[Doc-SIG] Email Reader (was Re: reST block quotes)

Benja Fallenstein b.fallenstein@gmx.de
Sun, 22 Dec 2002 20:28:51 +0100


Beni Cherniavsky wrote:

>On 2002-12-19, Benja Fallenstein wrote:
>  
>
>>Beni Cherniavsky wrote:
>>
>>>3. Once mail is sent, it generally can't be edited (since it's already
>>>archived and people already hav it in their mailboxes).  I'm not sure
>>>if anything can be done about it but it's a pecularity of email that
>>>should be remembered.
>>>
>>>      
>>>
>>What's the issue here?
>>
>>    
>>
>Just that if after a broken rST is emitted, it's generally too late to
>tidy it :-).
>

Ah, ok, I see your point now.

>  Thinking of it again, I see your validate-when-sending point
>of view.  I agree - I would usually want to validate to avoid
>inconveninece for readers.
>

Cool, sounds like we are in agreement here :-) :-)

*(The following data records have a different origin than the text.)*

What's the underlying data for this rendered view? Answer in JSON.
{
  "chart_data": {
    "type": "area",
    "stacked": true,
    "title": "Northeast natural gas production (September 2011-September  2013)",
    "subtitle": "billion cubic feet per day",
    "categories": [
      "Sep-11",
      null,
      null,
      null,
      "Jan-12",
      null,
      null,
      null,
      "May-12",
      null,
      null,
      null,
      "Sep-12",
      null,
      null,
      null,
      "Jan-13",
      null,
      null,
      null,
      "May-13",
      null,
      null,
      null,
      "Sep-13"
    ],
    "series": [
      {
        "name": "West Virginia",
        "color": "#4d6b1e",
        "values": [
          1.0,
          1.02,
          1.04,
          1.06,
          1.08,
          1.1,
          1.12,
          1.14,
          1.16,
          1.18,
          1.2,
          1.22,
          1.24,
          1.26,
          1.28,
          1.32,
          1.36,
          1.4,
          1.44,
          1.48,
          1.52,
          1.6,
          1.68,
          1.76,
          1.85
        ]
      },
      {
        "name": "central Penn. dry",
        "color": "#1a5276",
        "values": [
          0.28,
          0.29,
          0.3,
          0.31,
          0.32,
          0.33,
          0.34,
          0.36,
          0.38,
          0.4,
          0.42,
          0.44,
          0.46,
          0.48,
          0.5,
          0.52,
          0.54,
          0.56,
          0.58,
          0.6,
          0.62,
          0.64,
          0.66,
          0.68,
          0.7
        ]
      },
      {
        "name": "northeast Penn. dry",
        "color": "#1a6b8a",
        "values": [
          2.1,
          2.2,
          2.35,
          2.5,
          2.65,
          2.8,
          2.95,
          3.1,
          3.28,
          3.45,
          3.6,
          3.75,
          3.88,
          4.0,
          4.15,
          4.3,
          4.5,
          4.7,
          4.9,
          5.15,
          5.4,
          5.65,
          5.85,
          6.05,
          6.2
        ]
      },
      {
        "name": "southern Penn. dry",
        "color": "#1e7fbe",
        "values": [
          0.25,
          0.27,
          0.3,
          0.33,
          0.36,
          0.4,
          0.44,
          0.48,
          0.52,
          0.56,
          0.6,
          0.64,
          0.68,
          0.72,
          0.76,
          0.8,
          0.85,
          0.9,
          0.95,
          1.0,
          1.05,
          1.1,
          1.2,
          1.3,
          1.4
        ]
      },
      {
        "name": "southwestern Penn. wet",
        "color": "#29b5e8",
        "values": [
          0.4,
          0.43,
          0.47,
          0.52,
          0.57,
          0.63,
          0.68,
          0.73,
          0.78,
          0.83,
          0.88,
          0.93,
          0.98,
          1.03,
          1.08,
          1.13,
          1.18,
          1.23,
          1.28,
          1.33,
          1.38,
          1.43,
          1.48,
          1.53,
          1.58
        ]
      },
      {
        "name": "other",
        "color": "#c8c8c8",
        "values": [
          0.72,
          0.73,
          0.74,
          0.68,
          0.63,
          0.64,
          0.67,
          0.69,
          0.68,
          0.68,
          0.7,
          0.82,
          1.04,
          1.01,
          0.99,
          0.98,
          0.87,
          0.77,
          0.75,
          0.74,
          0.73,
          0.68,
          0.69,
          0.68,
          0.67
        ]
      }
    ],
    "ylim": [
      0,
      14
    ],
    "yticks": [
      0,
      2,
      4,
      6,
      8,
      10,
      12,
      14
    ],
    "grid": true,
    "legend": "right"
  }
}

>>(BTW, email is quite often edited when being quoted :) )
>>
>>    
>>
>But you can't fix the master which get's quoted afresh in new braches of
>the thread...
>

Right.

>>>*Breakage ahead*: your list is broken by line folding.Unexpected line
>>>folding in the places where you least want it is all too popular with
>>>email tool writers ;-(.Good rST that you write will end up broken for
>>>some readers sooner or later.The "lazy indentation" ideas from the to-do
>>>list could help here a bit.
>>>
>>>      
>>>
>>Yes, but so is 'text/plain; format=flowed' [RFC2646]. It gets around the
>>problem by requiring (IIRC) that compliant user agents shall not fold
>>lines, but reflow instead-- ReST mail could do that too. (Mozilla
>>supports it. It seems to work in most cases, and the remaining ones can
>>be glossed over.)
>>
>>    
>>
>Wouldn't it break every single literal block containg Python code, too?
>

Hmmm. I guess the 'right' way to handle this would be not to reflow 
literal blocks, and not to line-break them either (since the mail reader 
would know about ReST, it would be able to take care of this correctly). 
I think that the SMTP infrastructure generally doesn't add additional 
linebreaks, so this should work-- if some server breaks the lines, of 
course, that would destroy the ReST formatting, but I think they don't. 
Again, the point is that the mail reader must handle ReST correctly...

The RFCs allow lines of up to 1000 characters, but recomment lines up to 
80 characters because many mail readers show these better. I guess that 
literal blocks with >80 chars/line (or literal blocks inside quoted text 
etc.) are good cases for using >80 chars.

>>>I'm not sure I like text/vnd.python.rst.I don't want another text/html.
>>>Most mail readers will probably complain that they don't know how to read
>>>it.
>>>
>>>      
>>>
>>Hmm. I wouldn't suspect this, but I haven't tried. (The reason I would
>>suspect it should work is that the RFCs say very clearly that you have
>>to treat it as text/plain, and that's not so hard to implement. But of
>>course we know how good standards compliance is in most systems... Does
>>anybody have experience in how mail readers treat unknown text/* formats?)
>>
>>    
>>
>OK, you've obviously read more RFCs than I.  Glad to know it should work.
>

Ok :-)

So far, our discussion suggests that we'd need:
- a ReST Tidy
- an extension of the ReST specification, for "> " quoting
- a specification of ReST email: MIME type, how to handle reflowing when 
replying, possibly other issues if they come up
- an email reader implementing the above

ReST Tidy would obviously also have applications outside this context. I 
think I may like to use ">" when quoting emails in ReST.